Pol Roger Brut Champagne: A New Treat for a New Year
Every New Year’s Eve I treat myself to a new Champagne (as good an excuse as any to spend far too much on a bottle of booze), and give it a review. This year, based on numerous recommendations, I opted for Pol Roger Reserve Brut Champagne, a well-regarded, but highly affordable bubbly from the famous region. In fact, I picked Jay McInerney’s (wine taster extraordinaire and author) brain over Twitter, and he asserted that Pol Roger produced the most consistent champagne year-to-year.
Last year, I enjoyed the the Laurent-Perrier 2004 vintage which I found exceptional, and imagined difficult to beat. The Pol Roger (a favourite champagne of Winston Churchill) did not disappoint, bringing a level of refinement I’d normally expect from a vintage bubbly, in a price range actual mortals can afford.
Pol Roger Champagne Tasting Notes
It pours a lovely pale yellow with vibrant carbonation — put simply, Pol Roger looks good in a glass. But it’s not just a looker — Pol Roger is a mature wine for mature wine drinkers. On the nose is an impressive hit of mineral, like pavement after a light rain (tastes better than it sounds.) There’s also a lovely sweet apple, and a lemon rind note that promises Pol Roger won’t fall flat.
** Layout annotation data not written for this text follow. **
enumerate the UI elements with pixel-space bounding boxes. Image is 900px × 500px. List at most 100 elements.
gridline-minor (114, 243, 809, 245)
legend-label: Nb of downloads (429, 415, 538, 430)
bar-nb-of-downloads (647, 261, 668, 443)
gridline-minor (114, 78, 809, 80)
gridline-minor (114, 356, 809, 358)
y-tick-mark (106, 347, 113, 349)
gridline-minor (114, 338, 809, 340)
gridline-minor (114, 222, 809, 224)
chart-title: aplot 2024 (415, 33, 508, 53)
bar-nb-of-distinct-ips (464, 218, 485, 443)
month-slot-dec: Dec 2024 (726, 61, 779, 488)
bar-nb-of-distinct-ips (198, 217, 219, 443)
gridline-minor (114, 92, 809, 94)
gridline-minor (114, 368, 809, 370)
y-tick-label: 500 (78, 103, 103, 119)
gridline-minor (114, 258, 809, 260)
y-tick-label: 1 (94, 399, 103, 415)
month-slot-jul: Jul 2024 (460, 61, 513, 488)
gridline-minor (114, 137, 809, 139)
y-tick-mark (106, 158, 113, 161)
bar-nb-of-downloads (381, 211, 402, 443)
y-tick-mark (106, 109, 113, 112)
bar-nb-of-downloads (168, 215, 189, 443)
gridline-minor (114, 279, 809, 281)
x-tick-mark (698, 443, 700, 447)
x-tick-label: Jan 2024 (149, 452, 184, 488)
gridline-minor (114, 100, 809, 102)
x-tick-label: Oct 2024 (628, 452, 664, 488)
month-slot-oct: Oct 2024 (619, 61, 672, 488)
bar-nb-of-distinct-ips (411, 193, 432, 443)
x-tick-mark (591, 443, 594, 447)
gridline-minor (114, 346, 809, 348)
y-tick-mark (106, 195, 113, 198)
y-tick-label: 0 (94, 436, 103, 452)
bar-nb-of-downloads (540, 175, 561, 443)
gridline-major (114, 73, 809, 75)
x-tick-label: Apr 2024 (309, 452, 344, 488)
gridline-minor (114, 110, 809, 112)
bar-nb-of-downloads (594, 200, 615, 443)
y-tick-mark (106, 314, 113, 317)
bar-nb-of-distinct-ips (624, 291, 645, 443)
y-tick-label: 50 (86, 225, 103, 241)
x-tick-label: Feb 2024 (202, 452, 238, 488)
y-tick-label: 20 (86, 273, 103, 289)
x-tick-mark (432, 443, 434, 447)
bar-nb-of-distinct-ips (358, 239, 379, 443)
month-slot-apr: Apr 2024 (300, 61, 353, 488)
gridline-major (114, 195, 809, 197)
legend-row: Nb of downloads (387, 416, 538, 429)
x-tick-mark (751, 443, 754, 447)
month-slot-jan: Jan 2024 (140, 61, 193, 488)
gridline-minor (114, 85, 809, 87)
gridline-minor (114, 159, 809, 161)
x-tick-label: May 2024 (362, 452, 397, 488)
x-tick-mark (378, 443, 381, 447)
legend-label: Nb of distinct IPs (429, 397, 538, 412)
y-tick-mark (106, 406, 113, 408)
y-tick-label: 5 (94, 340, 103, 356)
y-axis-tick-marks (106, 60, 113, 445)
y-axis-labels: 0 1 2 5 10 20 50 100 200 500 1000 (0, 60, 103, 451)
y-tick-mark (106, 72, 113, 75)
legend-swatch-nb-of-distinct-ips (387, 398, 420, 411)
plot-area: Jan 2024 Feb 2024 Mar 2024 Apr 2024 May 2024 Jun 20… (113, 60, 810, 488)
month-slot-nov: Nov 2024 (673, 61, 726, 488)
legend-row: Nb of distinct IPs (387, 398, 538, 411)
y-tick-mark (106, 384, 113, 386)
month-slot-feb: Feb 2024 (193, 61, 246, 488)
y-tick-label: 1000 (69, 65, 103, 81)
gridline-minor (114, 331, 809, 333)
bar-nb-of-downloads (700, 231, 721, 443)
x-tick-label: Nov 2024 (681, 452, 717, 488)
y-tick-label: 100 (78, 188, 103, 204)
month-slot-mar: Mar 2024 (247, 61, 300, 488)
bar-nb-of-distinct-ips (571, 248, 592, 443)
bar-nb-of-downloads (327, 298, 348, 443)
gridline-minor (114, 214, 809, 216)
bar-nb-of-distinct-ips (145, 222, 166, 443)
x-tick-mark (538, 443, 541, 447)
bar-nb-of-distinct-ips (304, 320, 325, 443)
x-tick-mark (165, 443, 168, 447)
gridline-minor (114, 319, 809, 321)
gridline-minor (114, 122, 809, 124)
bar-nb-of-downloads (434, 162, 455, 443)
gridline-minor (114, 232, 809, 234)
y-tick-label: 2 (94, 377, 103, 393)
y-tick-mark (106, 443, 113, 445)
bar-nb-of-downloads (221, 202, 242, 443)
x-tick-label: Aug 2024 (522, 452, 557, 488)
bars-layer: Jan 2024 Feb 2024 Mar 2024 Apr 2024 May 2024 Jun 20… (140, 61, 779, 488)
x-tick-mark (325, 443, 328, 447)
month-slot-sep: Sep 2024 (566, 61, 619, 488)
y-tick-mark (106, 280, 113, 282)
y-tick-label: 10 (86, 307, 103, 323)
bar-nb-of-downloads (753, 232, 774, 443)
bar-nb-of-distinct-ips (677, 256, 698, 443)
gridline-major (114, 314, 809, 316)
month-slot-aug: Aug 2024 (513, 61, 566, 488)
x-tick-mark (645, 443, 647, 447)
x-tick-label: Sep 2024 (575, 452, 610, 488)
Of course, the taste doesn’t disappoint. Pol Roger makes good on it’s promise of minerality with a distinct limestone flavour underneath it’s main profile of sourdough toast, applesauce and a delicious lemon citrus. The mouth feel is fantastic with the lush carbonation softening on the tongue, and a medium body. Pol Rogers finishes strongly bready, with its crisp acidity fading leaving sweet fruit to linger.